Quem assina o prefácio do livro Meios e Audiências: a Emergência dos Estudos de Recepção no Brasil( 2008) é um dos papas da recepção latino-americana, respeitado metodologista no campo da comunicação e o autor com maior impacto nas pesquisas do livro Meios e Audiências (2008): o espanhol Jesus Martín-Barbero

O celebrado autor de Dos meios às mediações (2003), que vive há quase meio século na Colômbia, aproveita o espaço para reconhecer também o valor da pesquisa brasileira, reputando-a como a mais inserida no estudo da formação histórica da cultura nacional, na América Latina.

Barbero elogia o tratamento justo do livro à pluralidade das visões e à revelação da heterogeneidade social do Brasil, mostrando-se encantado com o “grande e denso país que aparece entre suas linhas e nos seus intermeios” (p.14).
Ele louva também a abertura ao debate metodológico do campo da comunicação para além do dualismo e aplaude a não-complacência das autoras com o que chama de:

1. “teoricismos disfarçados de pesquisa qualitativa para mascarar a ausência de referenciais da realidade”; 
2. “incapacidade de formular conceitualmente o lugar a partir do qual construir o problema do conhecimento“; 
3. “escapismos e modas teóricas” que fragilizam epistêmica e metologicamente o ainda carente campo científico da comunicação (p.12).
Nilda Jacks


Meios e Audiências (2008) é coordenado pela pesquisadora de Estudos Culturais da Universidade Federal do Rio Grande do Sul (UFRGS), Nilda Jacks, que integra a equipe de autoras junto com suas orientandas Daiane Menezes e Elisa Piedras.
Este outro, o receptor
Já na primeira epígrafe do livro Meios e Audiências, o receptor é apresentado aos olhos contemporâneos bem diferente do visto pelos antigos tapa-olhos - ditos olhos “ideologizados” - dos anos pré 90. 
Fica-se sabendo que a recepção é um processo que não acontece apenas ali, na hora da interação com o meio de comunicação.

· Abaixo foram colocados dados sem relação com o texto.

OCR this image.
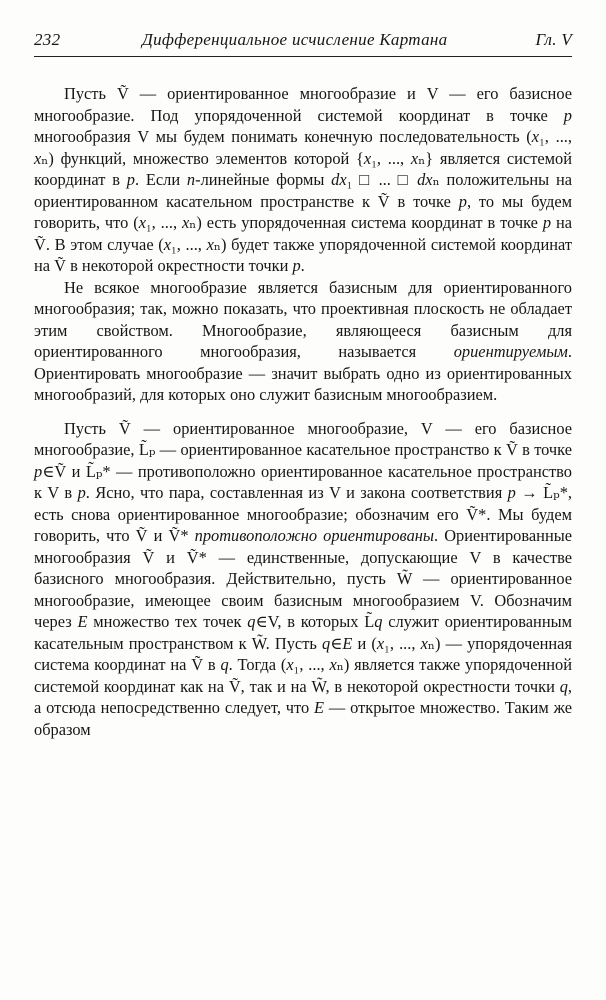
232	Дифференциальное исчисление Картана	Гл. V

Пусть Ṽ — ориентированное многообразие и V — его базисное многообразие. Под упорядоченной системой координат в точке p многообразия V мы будем понимать конечную последовательность (x₁, ..., xₙ) функций, множество элементов которой {x₁, ..., xₙ} является системой координат в p. Если n-линейные формы dx₁ □ ... □ dxₙ положительны на ориентированном касательном пространстве к Ṽ в точке p, то мы будем говорить, что (x₁, ..., xₙ) есть упорядоченная система координат в точке p на Ṽ. В этом случае (x₁, ..., xₙ) будет также упорядоченной системой координат на Ṽ в некоторой окрестности точки p.

Не всякое многообразие является базисным для ориентированного многообразия; так, можно показать, что проективная плоскость не обладает этим свойством. Многообразие, являющееся базисным для ориентированного многообразия, называется ориентируемым. Ориентировать многообразие — значит выбрать одно из ориентированных многообразий, для которых оно служит базисным многообразием.

Пусть Ṽ — ориентированное многообразие, V — его базисное многообразие, L̃ₚ — ориентированное касательное пространство к Ṽ в точке p∈Ṽ и L̃ₚ* — противоположно ориентированное касательное пространство к V в p. Ясно, что пара, составленная из V и закона соответствия p → L̃ₚ*, есть снова ориентированное многообразие; обозначим его Ṽ*. Мы будем говорить, что Ṽ и Ṽ* противоположно ориентированы. Ориентированные многообразия Ṽ и Ṽ* — единственные, допускающие V в качестве базисного многообразия. Действительно, пусть W̃ — ориентированное многообразие, имеющее своим базисным многообразием V. Обозначим через E множество тех точек q∈V, в которых L̃q служит ориентированным касательным пространством к W̃. Пусть q∈E и (x₁, ..., xₙ) — упорядоченная система координат на Ṽ в q. Тогда (x₁, ..., xₙ) является также упорядоченной системой координат как на Ṽ, так и на W̃, в некоторой окрестности точки q, а отсюда непосредственно следует, что E — открытое множество. Таким же образом
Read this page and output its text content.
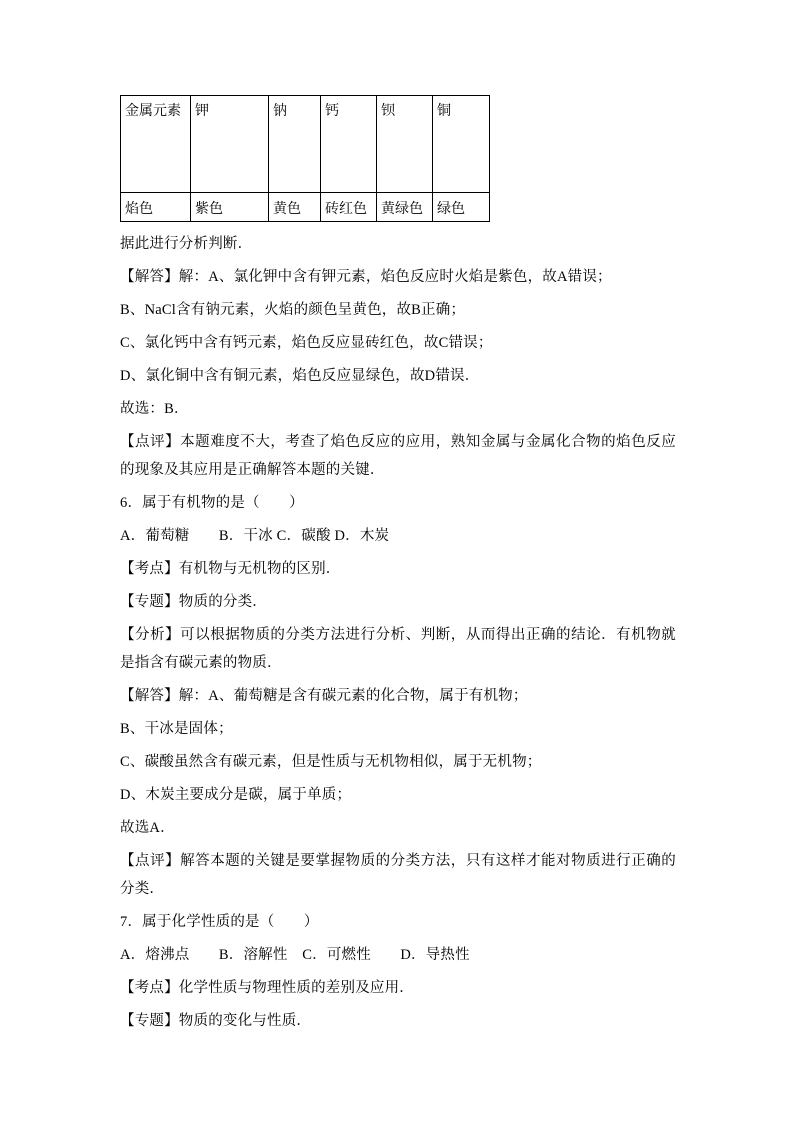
金属元素	钾	钠	钙	钡	铜
焰色	紫色	黄色	砖红色	黄绿色	绿色

据此进行分析判断．

【解答】解：A、氯化钾中含有钾元素，焰色反应时火焰是紫色，故A错误；

B、NaCl含有钠元素，火焰的颜色呈黄色，故B正确；

C、氯化钙中含有钙元素，焰色反应显砖红色，故C错误；

D、氯化铜中含有铜元素，焰色反应显绿色，故D错误．

故选：B．

【点评】本题难度不大，考查了焰色反应的应用，熟知金属与金属化合物的焰色反应的现象及其应用是正确解答本题的关键．

6．属于有机物的是（　　）

A．葡萄糖　　B．干冰 C．碳酸 D．木炭

【考点】有机物与无机物的区别．

【专题】物质的分类．

【分析】可以根据物质的分类方法进行分析、判断，从而得出正确的结论．有机物就是指含有碳元素的物质．

【解答】解：A、葡萄糖是含有碳元素的化合物，属于有机物；

B、干冰是固体；

C、碳酸虽然含有碳元素，但是性质与无机物相似，属于无机物；

D、木炭主要成分是碳，属于单质；

故选A．

【点评】解答本题的关键是要掌握物质的分类方法，只有这样才能对物质进行正确的分类．

7．属于化学性质的是（　　）

A．熔沸点　　B．溶解性　C．可燃性　　D．导热性

【考点】化学性质与物理性质的差别及应用．

【专题】物质的变化与性质．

Que começa muito antes do sofá. E que termina bem depois de o receptor desligar a TV. 
Na verdade, a recepção é construída “no tempo longo da formação do habitus (Bourdieu), dos gostos e dos valores” (p.13), explica Barbero, no prefácio, reportando-se à outra pesquisa de Jacks sobre recepção no Brasil, publicada no livro Querência: cultura regional como mediação simbólica (1999).
Para Jacks, a recepção se funde com as práticas cotidianas. É negociada com outros significados do repertório do receptor: os que ele recebeu da família, da escola, da religião, do partido político, da empresa, etc. E muda de figura também conforme o gênero, a idade,a geografia, a história, a economia, a identidade, etc. Só então, a mensagem com que o receptor foi impactado é digerida, enfim, como sua.
Meios e Audiências, com suas provas empíricas pinçadas de pesquisas de comunicação produzidas nos anos 90, em todo o Brasil, revela o endosso dessa maneira vanguardista de entender o receptor. 
E o novo que se firma como avanço do ponto de vista dos estudos de recepção, segundo as autoras, atende pelo nome de “mediação”. Faz a ponte de mil e um jeitos entre o emissor e o receptor, sobre toda e qualquer mensagem dos meios de comunicação. 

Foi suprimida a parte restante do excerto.